Former Florida CFO Jeff Atwater: “You don’t have to go far to track that back to a lobbyist who had a client.”

I will start with one basic fact. By now in this state, privatization has gone wild. Governing Florida basically has been turned over to business. The clearest proof that this is fact and not fake news is that this year the state will contract out to business more than $60 billion of the $83 billion it will spend. That means that private companies do almost three-fourths (72 percent) of the state’s work.

It’s a neat scheme to turn over a huge chunk of what the public pays the state in taxes to a relatively small number of private contractors who profit richly and operate under a very lax set of state controls. The result is crony capitalism. It’s a formula for fraud, waste, abuse and corruption—in other words, the identical set of ills privatizers and politicians use to malign government, take over its functions, and profit from public money.

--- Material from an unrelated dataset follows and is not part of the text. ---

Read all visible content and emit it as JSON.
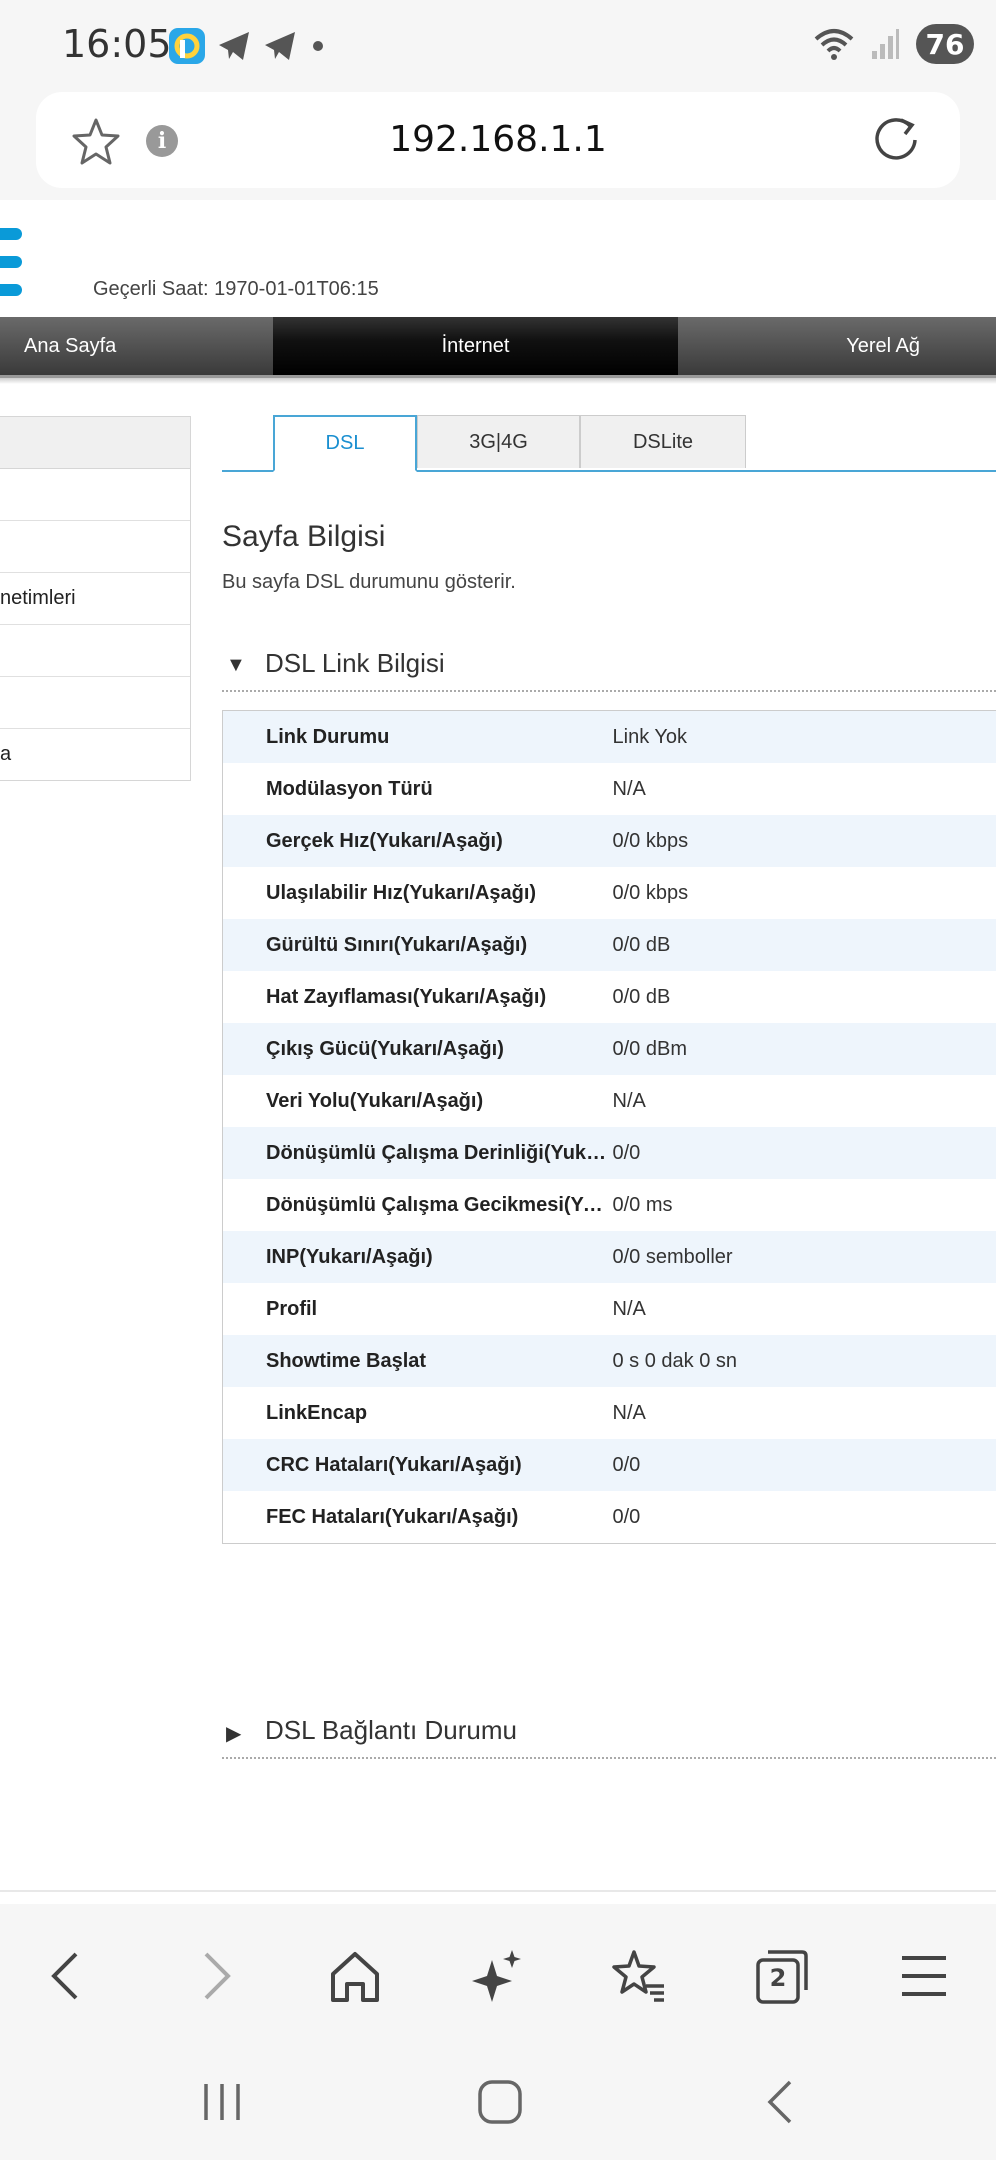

Atwater tried to curtail some of the worst abuses of this intrinsically incorrigible status quo by introducing a dose of transparency. But as a former state legislator, who knew first-hand how easy it was for legislators to insert into bills special clauses to favor clients, he must have known he was tilting at windmills.

The huge role private contractors play in doing the work of this state and others—and increasingly that of the federal government—has been sold as the way to bring government up to the supposedly high level of efficiency of business. Instead, the state essentially lets its contractors get away with murder, paying more for less, thereby putting the lie to the efficiency argument.

According to the Herald, the state:

  • doesn’t hold vendors accountable for services they agreed to provide;
  • allows contractors to charge for things not included in the bids;
  • fails to recover damages when the vendor won’t complete a task correctly or on time;
  • renews contracts when a vendor fails.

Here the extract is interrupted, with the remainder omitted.